Workplace harassment is a form of discrimination and is against the law. It’s a shame that some victims encourage it in the name of protecting their positions. Others downplay it as a way of life.
All employees deserve respect whether they are interns, permanent, or contracted. Each office should have a working HR policy on workplace harassment clearly stating what is acceptable and what is not acceptable. The policy should also highlight possible penalties for perpetrators.
How can one know they are being harassed? Here is a detailed list of what counts as workplace harassment.
Different Forms of Harassment at Work
Since harassment often mimics casual treatment, one needs to be keen on how they relate with other colleagues. These are the most common forms of harassment at play today.
This form of harassment includes unwelcome sexual advances to either males or females. Report a colleague who touches you inappropriately, shares sexual jokes and texts or asks for sexual favors in exchange for promotions.
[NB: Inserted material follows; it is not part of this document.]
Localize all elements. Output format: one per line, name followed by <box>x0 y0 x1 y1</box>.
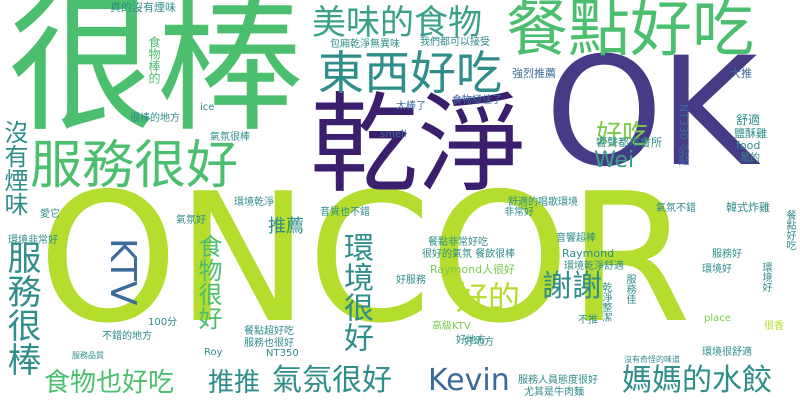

This harassment is perpetrated by a person who’s not an employee in your company. They may be supplies, vendors, or customers. In most cases, victims are low-paid workers or people who are perceived to be of low status. Such harassment may not be recognized since most victims fear airing their grievances. However, regardless of your rank, you have a right to respect.
CEOs, heads of departments, and other seniors violate juniors since they perceive themselves as ‘above the law’. It’s sad that the same people who are supposed to mentor you can be the same people who manipulate you. This form of harassment is very common.
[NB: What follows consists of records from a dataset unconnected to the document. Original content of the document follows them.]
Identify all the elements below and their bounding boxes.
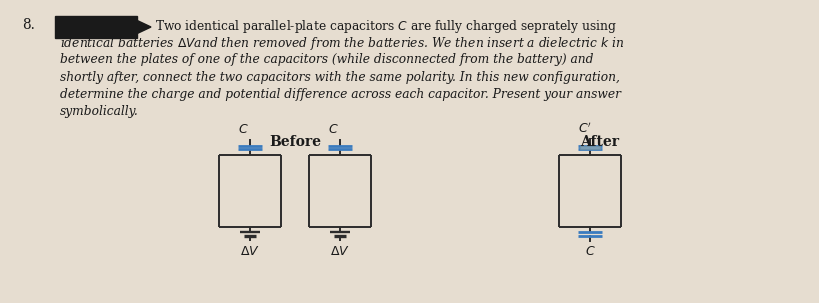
Text: $\Delta V$: $\Delta V$	[330, 245, 350, 258]
Text: $C$: $C$	[584, 245, 595, 258]
Text: Two identical parallel-plate capacitors $C$ are fully charged seprately using: Two identical parallel-plate capacitors …	[155, 18, 617, 35]
Text: determine the charge and potential difference across each capacitor. Present you: determine the charge and potential diffe…	[60, 88, 620, 101]
Text: between the plates of one of the capacitors (while disconnected from the battery: between the plates of one of the capacit…	[60, 53, 593, 66]
Text: $C$: $C$	[238, 123, 249, 136]
Text: 8.: 8.	[22, 18, 35, 32]
FancyBboxPatch shape	[579, 146, 600, 149]
Text: $C'$: $C'$	[577, 122, 591, 136]
Text: identical batteries $\Delta V$and then removed from the batteries. We then inser: identical batteries $\Delta V$and then r…	[60, 35, 624, 52]
Text: shortly after, connect the two capacitors with the same polarity. In this new co: shortly after, connect the two capacitor…	[60, 71, 619, 84]
Text: $\Delta V$: $\Delta V$	[240, 245, 260, 258]
FancyBboxPatch shape	[55, 16, 137, 38]
Text: Before: Before	[269, 135, 320, 149]
Text: $C$: $C$	[328, 123, 339, 136]
Text: symbolically.: symbolically.	[60, 105, 138, 118]
Polygon shape	[137, 20, 151, 34]
Text: After: After	[580, 135, 618, 149]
The harassment may be perpetrated by direct managers or supervisors who have control over reporting performance making it easy to bend the law. It could be through physical violence or verbal intimidation. If you realize your boss is intruding into your personal life, report them.
This form of harassment is defined by the intentions of the action. For instance, an employee may experience racial discrimination because of their skin color, citizenship, or race. Other discriminatory harassment includes gender-based, religious, disability-based, and age-based harassment.
Also known as workplace violence, physical harassment causes harm to an individual or property. Harassers may kick, hit, threaten, and destroy the victim’s property to bully them. However, even if the person doesn’t get any physical injury from the action, that’s still considered physical harassment.
Verbal harassment affects a person’s psychological health and career. Mostly, harassers use demeaning remarks, insults, or offensive jokes on a person. Others in your workplace may not realize this vice unless someone yells or shouts at you in their presence. If not acted on immediately, the victim can develop depression or high blood pressure.
This is one of the common harassment done online. Harassers use social media accounts to spread rumors or make threatening statements. Online news spread very fast, and in no time, other workmates and outsiders will join in harassing the victim. Cyberbullying is easily proved, so if you fall victim, take screenshots of the texts and report to the relevant authorities.
This harassment intends to belittle, break down and lower your self–esteem. If a person takes credit for your achievement, challenges every move you make, or makes impossible demands, this is deliberate psychological harassment. Challenge every action to undermine you, even if it’s coming from the bosses in the organization.
In general, harassment is all around. It affects you physically, mentally, socially, emotionally, and professionally. It should not be tolerated regardless of the perpetrator’s position. Every person has an equal right to safety at work.